Peter Tommerup

tunebook 4 tunes.

bookmarks 3 bookmarks.

Greetings!

I fell in love with Irish fiddle tunes back in 1973 when I had a college professor who played these & Old Time fiddle tunes in a folk music class I took. Guy Carawan (the professor), who was also a popular folk singer of the 1950’s & 60’s, was also one of the first musicians to help revive the hammered dulcimer from obscurity as far back as 1972. He was also the first person I encountered to play the mountain dulcimer, which also tugged at my heart strings in a big way.

Following the end of this class at Pitzer College--“American Folklife & Folkmusic Studies”--I signed up for Carawan’s Appalachia External Studies program the next semester. I was there for 6 months, & focused on interviewing mountain & hammered dulcimer players & makers, as well as other traditional craftspeople as well as documenting their creations. While exploring the traditional Appalachian folk culture in southwest Virginia & eastern Kentucky, I also started to make a traditional mountain dulcimer (with the help of a local woodworker). Upon returning to my home in California, I completed the instrument, bumped into some amazing players of both mountain & hammered dulcimers in the Santa Cruz , CA area, & soaked up or figured out every aspect of playing these instruments that I could.

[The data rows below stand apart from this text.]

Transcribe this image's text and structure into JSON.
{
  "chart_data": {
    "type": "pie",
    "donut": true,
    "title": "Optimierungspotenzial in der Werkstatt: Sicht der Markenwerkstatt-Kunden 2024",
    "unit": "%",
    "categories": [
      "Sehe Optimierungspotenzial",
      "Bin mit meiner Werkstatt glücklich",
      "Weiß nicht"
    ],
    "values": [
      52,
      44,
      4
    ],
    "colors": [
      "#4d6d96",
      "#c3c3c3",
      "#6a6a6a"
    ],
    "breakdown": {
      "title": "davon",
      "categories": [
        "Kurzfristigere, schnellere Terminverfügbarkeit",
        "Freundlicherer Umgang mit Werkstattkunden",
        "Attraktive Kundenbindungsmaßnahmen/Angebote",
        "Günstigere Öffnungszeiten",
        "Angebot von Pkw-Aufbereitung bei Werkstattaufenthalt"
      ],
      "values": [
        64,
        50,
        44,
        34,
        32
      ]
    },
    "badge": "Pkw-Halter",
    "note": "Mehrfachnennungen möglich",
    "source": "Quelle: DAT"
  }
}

Since then, I’ve learned lots of Irish fiddle tunes, and have taught & performed them in numerous lessons, classes, workshops, week-long college classes, festivals & concerts since 1978. I also got bitten by the O‘Carolan tune bug in the late 1970’s, & have learned 30 or 40 of these over the past 40 years. For several years, I led a Sunday afternoon Irish session at O’Flaherty’s Irish Pub in downtown San Jose, CA. Below is a video of a set there (Cooley’s Reel & The Banshee) that I like to play. (Note: my wonderful fiddling wife, Lee Anne, is seen playing to my left. The seating arrangements are a bit odd, due to the really bright sunlight flooding into the pub & blinding some of us):
https://fotmd.com/peter-tommerup/youtube/574/peter-tommerup-leading-an-irish-session

Along with Irish music, I’ve also learned a few Galician, Breton, and other Celtic realm folk dance tunes. Plus I fell in love with traditional French folk dance music--along with Parisian “bal musettes” (cafe music)--& so have also been teaching & performing these. Below is a video of my French tune pal Jena & I playing my favorite bal musette, “Petit Bal de la Marine”:
https://www.youtube.com/watch?v=--7R4PKSaLw


I also played in “Peak Nouveau,” a San Francisco Bay Area contra dance band for about 7 years. In this, we played a variety of music--including Old Time, Irish, French, Finnish & Swedish--to add variety to the usual contra tune repertoire that dancers usually hear. Below is a link to a video of Peak Nouveau playing a contradance in Palo Alto, CA. The first tune--“Shoo Fly”--I play on mountain dulcimer. At 3:12 the camera catches me playing the 2nd tune of the set--“Kitchen Girl”--on the hammered dulcimer.
https://www.youtube.com/watch?v=-TjCw0G8dnc


These days I’m partially retired but continue to teach the music & instruments I love. In a few days, I’ll be teaching an intermediate-advanced hammered dulcimer workshop on “Happily Hammering Irish Fiddle Tunes” at this year’s virtual Redwood Dulcimer Day festival on Aug 14 & 15.
http://redwooddulcimerday.org

Looking forward to enjoying getting to know the session.org & meeting folks with similar musical interests!